Clover cover of between 20% and 30% can fix 180kgN/ ha per year – the equivalent to 521kg of a 34% nitrogen fertiliser – and will save £339/ha per year. Min- or no-till techniques, rather than ploughing, will minimise soil disturbance and erosion – and reduce costs. “Ploughing will use 3.5 times the diesel of double discing and 20 times the amount of fuel for a no tillage system.
“Producers should also reassess how they make grass silage. Are all the field operations necessary? “Also think about how many cuts to take. Question if multicut silage still has a place with higher fertiliser, fuel and contractor charges.”
Where producers have successfully managed to increase the energy and protein content of grass silage by cutting more often, Mr Kidner says they should continue. But he urges all who have been using the system to look closely at what they have achieved.
“What has actually happened to grass silage quantity and quality? Have they increased as much as expected, compared to a well-managed three-cut system? Has multi-cutting impacted on mid- and lateseason grazing availability?”

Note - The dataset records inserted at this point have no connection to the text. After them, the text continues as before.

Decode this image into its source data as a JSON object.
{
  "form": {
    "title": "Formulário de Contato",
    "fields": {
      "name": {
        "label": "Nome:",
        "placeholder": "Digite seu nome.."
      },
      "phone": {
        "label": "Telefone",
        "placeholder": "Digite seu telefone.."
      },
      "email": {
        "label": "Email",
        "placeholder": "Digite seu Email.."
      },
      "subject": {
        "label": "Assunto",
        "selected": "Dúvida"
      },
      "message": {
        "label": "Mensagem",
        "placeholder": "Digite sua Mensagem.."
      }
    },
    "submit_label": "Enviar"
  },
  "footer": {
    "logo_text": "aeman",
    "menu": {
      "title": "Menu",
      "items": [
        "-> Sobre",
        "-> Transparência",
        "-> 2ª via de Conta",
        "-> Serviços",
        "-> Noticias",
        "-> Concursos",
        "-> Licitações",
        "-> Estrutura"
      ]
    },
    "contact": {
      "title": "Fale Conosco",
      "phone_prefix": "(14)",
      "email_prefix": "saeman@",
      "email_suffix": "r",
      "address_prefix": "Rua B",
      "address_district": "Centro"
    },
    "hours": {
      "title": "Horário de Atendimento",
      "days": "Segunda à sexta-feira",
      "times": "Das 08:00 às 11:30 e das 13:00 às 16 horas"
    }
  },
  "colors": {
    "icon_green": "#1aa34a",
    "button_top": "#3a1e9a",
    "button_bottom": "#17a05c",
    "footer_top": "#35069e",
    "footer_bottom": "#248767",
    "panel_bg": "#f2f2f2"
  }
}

He predicts multicut systems will cost £179/tDM compared to £139/tDM for a three-cut system and, although quality will be higher overall, yield will be the same. The cost per cow will increase by around £200 and requires a significant concentrate saving to justify the added expense.
“But whatever system you use, focus on reducing waste at all stages of the process, which can be as high as 15% of all dry matter produced,” he adds. “Waste includes field losses due to excessive wilting and careless harvesting practices. Fermentation losses are more significant and go unseen. They are a consequence of slow filling, inadequate rolling, and clamp sealing.”

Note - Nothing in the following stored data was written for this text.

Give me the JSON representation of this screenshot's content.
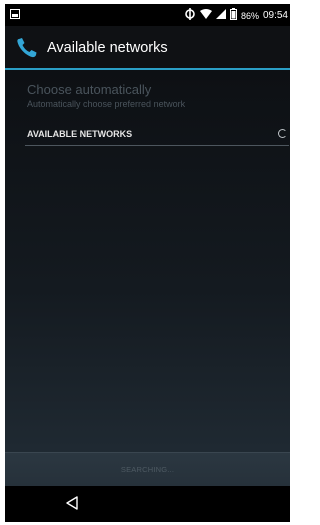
{
  "status_bar": {
    "battery_percent": "86%",
    "time": "09:54",
    "icons": [
      "notification-icon",
      "sync-icon",
      "wifi-icon",
      "signal-icon",
      "battery-icon"
    ]
  },
  "action_bar": {
    "title": "Available networks",
    "icon": "phone-icon"
  },
  "preference": {
    "title": "Choose automatically",
    "summary": "Automatically choose preferred network"
  },
  "section": {
    "label": "AVAILABLE NETWORKS"
  },
  "search": {
    "label": "SEARCHING..."
  },
  "navigation": {
    "back_icon": "back-icon"
  },
  "colors": {
    "accent": "#2b9fc6",
    "disabled_text": "#4a545c"
  }
}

Research shows using an effective additive will reduce dry matter losses by an average of 4%, and sometimes more. “Most observers would think it mad to throw away one in every 25 hectares harvested but this is what is happening, and it is avoidable at a low cost.
“Feed-out losses can also mount up. We see a lot of aerobic spoilage in clamps caused by grass ensiled when it is too dry, which results in overheating and a significant loss of dry matter. So always try to harvest below 35% dry matter,” says Mr Kidner.
“Ask how much waste are you prepared to tolerate when every kilogramme of silage dry matter you’ve made and can’t feed has to be replaced with more expensive purchased feeds? While reducing forage production should not be contemplated, I believe every dairy unit will be able to identify ways to increase cost-efficient production.”